Engaged in a Kaggle competition on network intrusion detection, I crafted a predictive model leveraging the provided training dataset. The task involved submitting CSV solutions (ID, Class) for the test set, with ID aligning with test data and Class presenting predicted labels. The competition's evaluation metric was the F1-score. Notably, this undertaking was a component of my 2023 master's program at the University of Ottawa, specializing in AI for Cyber Security.
- Required libraries: scikit-learn, pandas, matplotlib.
- Execute cells in a Jupyter Notebook environment.
- The uploaded code has been executed successfully within the Google Colab environment.
Task is to classify the connection is intrusive (1) or not (0)
Include features such as duration, protocol type, service, flags, and numerical attributes related to net work activities. These variables provide a comprehensive representation of network behavior for intrusion detection.
- 'Class': classify the connection is intrusive (1) or not (0)
-
Data Loading and Exploration:
- Loaded and explored the train and test datasets.
- Checked data information, null values, duplicates, and unique values.
-
Data Cleaning:
- Handled missing values and duplicates.
- Dropped unnecessary columns ("ID", "duration").
-
Data Preprocessing:
- Separated features (X_train) and target variable (y_train).

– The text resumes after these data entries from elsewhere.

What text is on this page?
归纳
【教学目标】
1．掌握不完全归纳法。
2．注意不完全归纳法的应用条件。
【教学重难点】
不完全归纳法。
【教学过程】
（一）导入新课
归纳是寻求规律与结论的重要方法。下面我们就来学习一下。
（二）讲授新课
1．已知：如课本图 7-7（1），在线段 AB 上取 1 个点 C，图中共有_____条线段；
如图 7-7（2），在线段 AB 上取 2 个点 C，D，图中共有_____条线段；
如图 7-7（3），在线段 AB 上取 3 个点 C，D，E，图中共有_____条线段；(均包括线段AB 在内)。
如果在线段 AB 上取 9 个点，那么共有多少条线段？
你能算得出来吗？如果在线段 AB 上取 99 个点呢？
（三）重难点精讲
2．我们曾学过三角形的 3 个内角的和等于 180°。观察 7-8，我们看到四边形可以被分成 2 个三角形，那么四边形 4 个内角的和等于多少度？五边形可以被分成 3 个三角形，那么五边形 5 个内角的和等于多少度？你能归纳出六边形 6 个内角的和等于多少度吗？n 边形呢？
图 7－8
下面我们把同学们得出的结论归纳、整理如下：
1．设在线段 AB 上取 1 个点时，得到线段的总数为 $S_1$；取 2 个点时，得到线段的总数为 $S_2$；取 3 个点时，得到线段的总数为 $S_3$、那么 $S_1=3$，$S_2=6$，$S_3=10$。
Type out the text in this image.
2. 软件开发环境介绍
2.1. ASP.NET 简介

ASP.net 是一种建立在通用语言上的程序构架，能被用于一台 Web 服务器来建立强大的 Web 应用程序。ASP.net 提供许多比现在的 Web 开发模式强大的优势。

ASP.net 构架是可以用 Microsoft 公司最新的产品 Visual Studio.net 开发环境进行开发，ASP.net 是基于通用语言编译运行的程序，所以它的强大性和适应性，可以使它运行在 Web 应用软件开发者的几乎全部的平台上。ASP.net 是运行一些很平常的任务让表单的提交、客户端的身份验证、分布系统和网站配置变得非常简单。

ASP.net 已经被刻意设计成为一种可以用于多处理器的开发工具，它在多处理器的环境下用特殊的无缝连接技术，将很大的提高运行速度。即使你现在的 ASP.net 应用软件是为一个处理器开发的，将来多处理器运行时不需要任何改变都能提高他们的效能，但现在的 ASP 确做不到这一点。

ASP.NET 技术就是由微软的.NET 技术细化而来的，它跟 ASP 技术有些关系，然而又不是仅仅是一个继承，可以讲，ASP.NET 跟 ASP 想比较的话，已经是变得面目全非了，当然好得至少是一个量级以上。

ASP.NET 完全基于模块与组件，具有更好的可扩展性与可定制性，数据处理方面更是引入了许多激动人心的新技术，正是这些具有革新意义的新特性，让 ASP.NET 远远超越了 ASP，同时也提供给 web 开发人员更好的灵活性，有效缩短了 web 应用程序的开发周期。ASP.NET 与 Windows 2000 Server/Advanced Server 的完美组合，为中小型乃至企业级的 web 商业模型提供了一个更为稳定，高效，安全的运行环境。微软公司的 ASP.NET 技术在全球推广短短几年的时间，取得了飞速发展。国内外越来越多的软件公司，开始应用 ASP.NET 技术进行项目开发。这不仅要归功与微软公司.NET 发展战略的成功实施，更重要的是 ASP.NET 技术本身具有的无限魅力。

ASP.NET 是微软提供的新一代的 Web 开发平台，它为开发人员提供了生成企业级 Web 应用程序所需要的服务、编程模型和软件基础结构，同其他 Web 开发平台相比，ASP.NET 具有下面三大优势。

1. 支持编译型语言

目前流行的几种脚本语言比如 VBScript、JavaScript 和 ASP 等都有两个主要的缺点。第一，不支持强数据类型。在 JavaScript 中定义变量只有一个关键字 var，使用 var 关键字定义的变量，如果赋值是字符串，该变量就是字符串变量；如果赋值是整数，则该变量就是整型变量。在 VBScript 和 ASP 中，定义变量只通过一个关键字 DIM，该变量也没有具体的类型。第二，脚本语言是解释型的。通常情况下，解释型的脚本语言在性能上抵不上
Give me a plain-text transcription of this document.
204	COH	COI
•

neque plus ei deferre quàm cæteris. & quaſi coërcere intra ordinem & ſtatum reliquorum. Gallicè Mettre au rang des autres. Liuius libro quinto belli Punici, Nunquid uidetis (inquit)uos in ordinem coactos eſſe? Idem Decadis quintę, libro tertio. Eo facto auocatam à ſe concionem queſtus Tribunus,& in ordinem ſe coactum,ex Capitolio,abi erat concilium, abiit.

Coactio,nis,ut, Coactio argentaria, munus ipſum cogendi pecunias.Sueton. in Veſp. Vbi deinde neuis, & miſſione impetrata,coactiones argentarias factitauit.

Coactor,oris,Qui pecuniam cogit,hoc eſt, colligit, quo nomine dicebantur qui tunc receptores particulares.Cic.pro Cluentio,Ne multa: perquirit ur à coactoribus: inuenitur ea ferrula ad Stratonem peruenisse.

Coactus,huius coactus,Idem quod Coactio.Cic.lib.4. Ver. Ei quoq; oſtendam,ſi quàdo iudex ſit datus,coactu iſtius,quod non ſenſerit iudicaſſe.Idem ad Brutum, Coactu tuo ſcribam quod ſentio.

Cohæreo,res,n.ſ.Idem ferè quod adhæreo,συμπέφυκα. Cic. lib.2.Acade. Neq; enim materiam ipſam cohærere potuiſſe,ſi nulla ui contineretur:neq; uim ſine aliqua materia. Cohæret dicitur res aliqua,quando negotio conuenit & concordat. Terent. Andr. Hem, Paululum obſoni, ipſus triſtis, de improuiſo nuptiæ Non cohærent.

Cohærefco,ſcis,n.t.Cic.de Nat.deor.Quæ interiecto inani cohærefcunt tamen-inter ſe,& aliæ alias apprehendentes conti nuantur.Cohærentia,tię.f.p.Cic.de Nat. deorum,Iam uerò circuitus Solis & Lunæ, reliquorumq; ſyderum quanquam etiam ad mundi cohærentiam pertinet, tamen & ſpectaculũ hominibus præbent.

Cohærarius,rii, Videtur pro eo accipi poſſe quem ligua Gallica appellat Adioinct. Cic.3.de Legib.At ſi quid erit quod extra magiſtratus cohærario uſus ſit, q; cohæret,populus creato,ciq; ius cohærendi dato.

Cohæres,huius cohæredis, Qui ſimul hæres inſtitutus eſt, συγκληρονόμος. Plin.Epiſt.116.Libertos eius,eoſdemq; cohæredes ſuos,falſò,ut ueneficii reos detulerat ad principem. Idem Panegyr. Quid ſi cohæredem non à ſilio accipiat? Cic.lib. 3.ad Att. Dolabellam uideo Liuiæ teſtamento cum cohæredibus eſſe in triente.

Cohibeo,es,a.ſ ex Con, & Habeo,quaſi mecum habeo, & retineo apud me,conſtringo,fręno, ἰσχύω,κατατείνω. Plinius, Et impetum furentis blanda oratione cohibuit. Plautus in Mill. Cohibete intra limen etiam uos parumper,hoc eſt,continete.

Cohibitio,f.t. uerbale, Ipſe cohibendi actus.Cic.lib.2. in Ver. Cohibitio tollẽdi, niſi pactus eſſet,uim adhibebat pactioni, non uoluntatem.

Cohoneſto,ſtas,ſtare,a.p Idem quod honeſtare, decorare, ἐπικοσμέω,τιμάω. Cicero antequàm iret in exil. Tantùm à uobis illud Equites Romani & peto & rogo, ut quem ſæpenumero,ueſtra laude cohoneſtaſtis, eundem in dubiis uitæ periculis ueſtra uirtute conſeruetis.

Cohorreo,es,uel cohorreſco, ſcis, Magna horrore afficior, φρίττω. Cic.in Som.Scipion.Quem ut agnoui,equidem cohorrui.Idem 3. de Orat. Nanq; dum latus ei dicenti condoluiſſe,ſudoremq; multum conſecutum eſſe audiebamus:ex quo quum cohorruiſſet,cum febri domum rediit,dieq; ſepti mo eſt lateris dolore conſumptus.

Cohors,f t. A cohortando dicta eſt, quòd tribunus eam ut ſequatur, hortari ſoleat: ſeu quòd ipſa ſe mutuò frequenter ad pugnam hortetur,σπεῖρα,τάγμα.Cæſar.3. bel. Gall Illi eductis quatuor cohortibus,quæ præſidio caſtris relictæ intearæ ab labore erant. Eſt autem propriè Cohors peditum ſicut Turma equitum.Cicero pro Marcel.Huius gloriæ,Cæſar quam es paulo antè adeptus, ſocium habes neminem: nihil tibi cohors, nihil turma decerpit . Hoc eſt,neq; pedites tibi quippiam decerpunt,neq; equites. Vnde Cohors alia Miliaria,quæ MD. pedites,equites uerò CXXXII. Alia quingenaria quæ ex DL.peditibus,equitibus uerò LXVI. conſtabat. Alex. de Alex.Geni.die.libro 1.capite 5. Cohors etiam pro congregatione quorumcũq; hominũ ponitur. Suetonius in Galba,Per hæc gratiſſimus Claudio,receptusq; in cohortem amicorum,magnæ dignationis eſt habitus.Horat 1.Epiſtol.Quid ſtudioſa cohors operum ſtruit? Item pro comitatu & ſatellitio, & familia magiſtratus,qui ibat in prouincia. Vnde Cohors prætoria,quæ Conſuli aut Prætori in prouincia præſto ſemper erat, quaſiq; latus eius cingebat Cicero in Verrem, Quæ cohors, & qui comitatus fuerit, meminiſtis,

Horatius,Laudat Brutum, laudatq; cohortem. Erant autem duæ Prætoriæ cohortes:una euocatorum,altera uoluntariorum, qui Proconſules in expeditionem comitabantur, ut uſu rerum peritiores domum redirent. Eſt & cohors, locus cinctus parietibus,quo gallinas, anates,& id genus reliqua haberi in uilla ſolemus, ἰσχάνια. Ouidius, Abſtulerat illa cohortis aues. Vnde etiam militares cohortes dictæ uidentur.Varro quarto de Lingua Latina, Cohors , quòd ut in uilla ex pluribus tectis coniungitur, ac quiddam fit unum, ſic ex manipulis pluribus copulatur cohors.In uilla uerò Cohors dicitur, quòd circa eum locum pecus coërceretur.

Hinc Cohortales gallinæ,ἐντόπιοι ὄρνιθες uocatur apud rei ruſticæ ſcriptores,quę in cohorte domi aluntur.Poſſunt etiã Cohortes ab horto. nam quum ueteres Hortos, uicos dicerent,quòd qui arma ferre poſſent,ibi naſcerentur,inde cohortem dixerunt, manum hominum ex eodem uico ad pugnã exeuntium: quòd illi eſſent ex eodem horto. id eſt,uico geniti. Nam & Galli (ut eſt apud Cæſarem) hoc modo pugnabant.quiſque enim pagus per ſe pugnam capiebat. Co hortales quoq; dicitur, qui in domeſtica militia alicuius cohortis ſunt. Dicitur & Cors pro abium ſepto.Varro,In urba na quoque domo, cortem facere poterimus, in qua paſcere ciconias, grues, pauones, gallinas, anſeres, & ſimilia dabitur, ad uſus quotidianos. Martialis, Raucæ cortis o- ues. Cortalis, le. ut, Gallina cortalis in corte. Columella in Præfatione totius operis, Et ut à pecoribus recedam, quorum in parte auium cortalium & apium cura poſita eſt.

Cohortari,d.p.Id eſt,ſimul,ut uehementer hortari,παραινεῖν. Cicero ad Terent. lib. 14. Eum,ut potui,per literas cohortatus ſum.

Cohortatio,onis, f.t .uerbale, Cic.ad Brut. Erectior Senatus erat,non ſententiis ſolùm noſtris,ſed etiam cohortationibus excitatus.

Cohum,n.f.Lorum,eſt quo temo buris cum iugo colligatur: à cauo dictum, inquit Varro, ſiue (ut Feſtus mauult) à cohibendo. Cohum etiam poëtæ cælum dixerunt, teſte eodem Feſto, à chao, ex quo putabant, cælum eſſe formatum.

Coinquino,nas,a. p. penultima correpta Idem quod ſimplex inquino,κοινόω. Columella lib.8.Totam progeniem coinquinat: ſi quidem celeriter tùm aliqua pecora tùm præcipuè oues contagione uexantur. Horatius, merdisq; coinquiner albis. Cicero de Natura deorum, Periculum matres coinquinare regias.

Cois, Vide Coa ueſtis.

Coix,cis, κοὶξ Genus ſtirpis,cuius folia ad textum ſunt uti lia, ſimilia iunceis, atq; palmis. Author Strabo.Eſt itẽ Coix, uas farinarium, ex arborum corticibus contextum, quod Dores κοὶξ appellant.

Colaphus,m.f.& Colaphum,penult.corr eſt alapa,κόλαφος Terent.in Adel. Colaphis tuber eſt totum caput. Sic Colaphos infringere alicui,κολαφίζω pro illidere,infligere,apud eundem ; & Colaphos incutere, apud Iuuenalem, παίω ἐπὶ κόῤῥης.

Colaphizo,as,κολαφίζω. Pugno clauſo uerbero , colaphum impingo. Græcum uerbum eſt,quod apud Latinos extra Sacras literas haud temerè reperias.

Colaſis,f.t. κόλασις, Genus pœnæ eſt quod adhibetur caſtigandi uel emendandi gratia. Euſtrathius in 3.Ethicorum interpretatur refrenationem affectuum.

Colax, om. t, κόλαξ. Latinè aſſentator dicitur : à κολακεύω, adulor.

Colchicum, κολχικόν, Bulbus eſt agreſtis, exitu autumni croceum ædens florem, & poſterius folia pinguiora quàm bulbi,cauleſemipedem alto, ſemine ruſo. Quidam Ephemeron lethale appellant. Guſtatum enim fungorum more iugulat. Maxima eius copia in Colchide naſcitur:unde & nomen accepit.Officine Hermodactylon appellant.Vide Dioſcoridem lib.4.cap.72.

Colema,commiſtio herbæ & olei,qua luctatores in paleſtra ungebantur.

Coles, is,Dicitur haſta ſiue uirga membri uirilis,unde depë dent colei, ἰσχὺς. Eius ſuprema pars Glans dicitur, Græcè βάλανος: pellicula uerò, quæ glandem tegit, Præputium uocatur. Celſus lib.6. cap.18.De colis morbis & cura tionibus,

- Applied one-hot encoding to categorical variables.
-
Model Training:
- Utilized CatBoostClassifier with hyperparameter tuning after applying differnet Classifiers.
- Applied class weights for imbalanced classes.
- Employed soft voting with a threshold for ensemble predictions.
-
Model Evaluation and Prediction:
- Evaluated the model using the F1-score metric.
- Generated predictions for the test data.
-
Submission File Creation:
- Formatted the predictions into a CSV file with columns (ID, Class).
- Saved the submission file as "Result of CatBoostClassifier model.csv".